Non è una notte di paura questa!

Nel Natale del Signore - Messa della Notte – Cattedrale di Belluno
25-12-2018

Isaia 9,1-6; Sal 95 (96); Tito 2,11-14; Luca 2,1-14

Non è una notte di paura questa! Siamo qui per rassicurarci gli uni gli altri che c’è sempre una notte nella nostra vita in cui il buio non vincerà.

È la notte di gestazione di una Luce che viene ad illuminare. È la notte in cui Dio si lascia avvolgere in fasce.

Ad agire è una donna, Maria. È imbarazzante: c’è un parto e lei è la mamma che partorisce e, nello stesso tempo, l’ostetrica che prende il nascituro e lo svincola dai legami della gestazione.

Un angelo avverte alcuni pastori che vegliavano il loro gregge: «Troverete un bambino avvolto in fasce, adagiato in una mangiatoia».

Nient’altro! Dio è “fasciato”, si è lasciato avvolgere tra le mani di Maria che non ha nulla se non ciò che una mamma nel suo amore previdente porta con sé. In quella stalla c’è soltanto la mangiatoia. Lì è deposto il bambino appena nato. Quella mangiatoia è degna di un Dio avvolto in fasce: è un infante che non ha la capacità neppure di parlare.

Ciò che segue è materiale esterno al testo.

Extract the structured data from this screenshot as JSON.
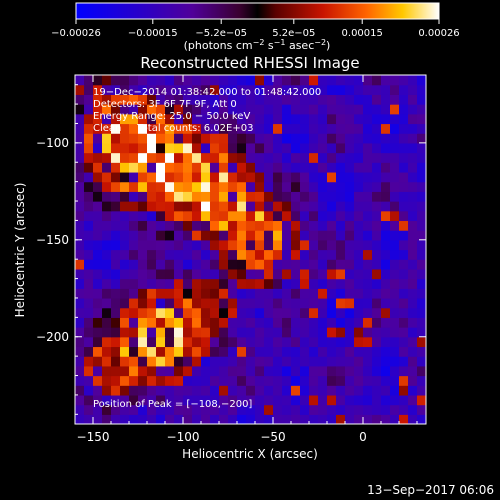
{
  "chart_data": {
    "type": "heatmap",
    "title": "Reconstructed RHESSI Image",
    "xlabel": "Heliocentric X (arcsec)",
    "ylabel": "Heliocentric Y (arcsec)",
    "xlim": [
      -160,
      35
    ],
    "ylim": [
      -245,
      -65
    ],
    "x_ticks": [
      -150,
      -100,
      -50,
      0
    ],
    "x_tick_labels": [
      "−150",
      "−100",
      "−50",
      "0"
    ],
    "y_ticks": [
      -100,
      -150,
      -200
    ],
    "y_tick_labels": [
      "−100",
      "−150",
      "−200"
    ],
    "colorbar": {
      "range": [
        -0.00026,
        0.00026
      ],
      "ticks": [
        -0.00026,
        -0.00015,
        -5.2e-05,
        5.2e-05,
        0.00015,
        0.00026
      ],
      "tick_labels": [
        "−0.00026",
        "−0.00015",
        "−5.2e−05",
        "5.2e−05",
        "0.00015",
        "0.00026"
      ],
      "units_prefix": "(photons cm",
      "units_sup1": "−2",
      "units_mid1": " s",
      "units_sup2": "−1",
      "units_mid2": " asec",
      "units_sup3": "−2",
      "units_suffix": ")"
    },
    "annotations": [
      "19−Dec−2014 01:38:42.000 to 01:48:42.000",
      "Detectors: 3F 6F 7F 9F, Att 0",
      "Energy Range: 25.0 − 50.0 keV",
      "Clean     Total counts: 6.02E+03"
    ],
    "peak_label": "Position of Peak = [−108,−200]",
    "sources": [
      {
        "x": -130,
        "y": -100,
        "amplitude": 1.0,
        "sigma": 18
      },
      {
        "x": -100,
        "y": -115,
        "amplitude": 0.9,
        "sigma": 16
      },
      {
        "x": -78,
        "y": -130,
        "amplitude": 0.7,
        "sigma": 14
      },
      {
        "x": -58,
        "y": -150,
        "amplitude": 0.75,
        "sigma": 14
      },
      {
        "x": -112,
        "y": -200,
        "amplitude": 1.0,
        "sigma": 15
      },
      {
        "x": -140,
        "y": -215,
        "amplitude": 0.55,
        "sigma": 12
      },
      {
        "x": -85,
        "y": -185,
        "amplitude": 0.45,
        "sigma": 12
      }
    ],
    "grid": false
  },
  "footer": {
    "timestamp": "13−Sep−2017 06:06"
  }
}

Non c’è umanità più grande della tenerezza di quella donna.

Nel cuore di quella notte il Dio delle antiche promesse sta svelando ciò che è rimasto nascosto dagli inizi. Nelle fasce in cui si lascia avvolgere è raccolto il suo immenso mistero, quello che a volte ci dà tanto timore.

È la “notte di Dio”: una donna che partorisce, un bambino avvolto in fasce, una mangiatoia dove viene deposto.

Riconosciamo in Maria l’umanità abbracciata da Dio, quell’umanità buona che ci è stata donata e affidata: a ciascuno, a tutti! Così l’ha pensata e creata il Signore del cielo e della terra.

Ora guardiamoci attorno: che cosa abbiamo perseguito e costruito nel nostro vivere?

In noi non c’è forse il grande bisogno di quella tenerezza che è lavorata dalle mani di Maria, dal suo sguardo stupito, dal suo dolore che trasuda gioia?

Ecco dove si è giocata l’immensità di Dio.

In quella notte – racconta l’evangelista Luca – accorrono nella stalla del parto alcuni pastori. L’angelo annuncia loro «una grande gioia».

Ma dove cercare quella felicità il cui vuoto ci inquieta?

Forse abbiamo bisogno di attraversare per davvero questa “notte di Dio”, così da ritrovare la nostra umanità per la quale Dio diventa un bambino in fasce, adagiato in una mangiatoia.

Permettete che io accosti a Maria, alle sue mani di mamma e di ostetrica, al suo sguardo di meraviglia, al suo cuore disponibile, quanto mi ha raccontato ieri una donna di origine mussulmana. Si riferiva alla profonda amicizia costruita tra alcune famiglie di cristiani e famiglie di mussulmani: «Sono grata di questa amicizia che ci lega, perché è la forza che porto con me in tante situazioni in cui sono io emarginata per la tradizione culturale e religiosa da cui provengo. Voi siete la mia forza e la mia fiducia».

Nel Natale – in quella notte in cui un bambino in fasce è deposto nella mangiatoia – Dio ha scelto di “umanizzarsi”. Non c’è un’altra strada di felicità.

Aiutiamoci. C’è molto da umanizzare in noi e attorno a noi! Come ha fatto Maria, attraverso le sue mani con le fasce che portava con sé, in quella mangiatoia… con la nostra vita, così umana come Dio l’ha pensata e amata!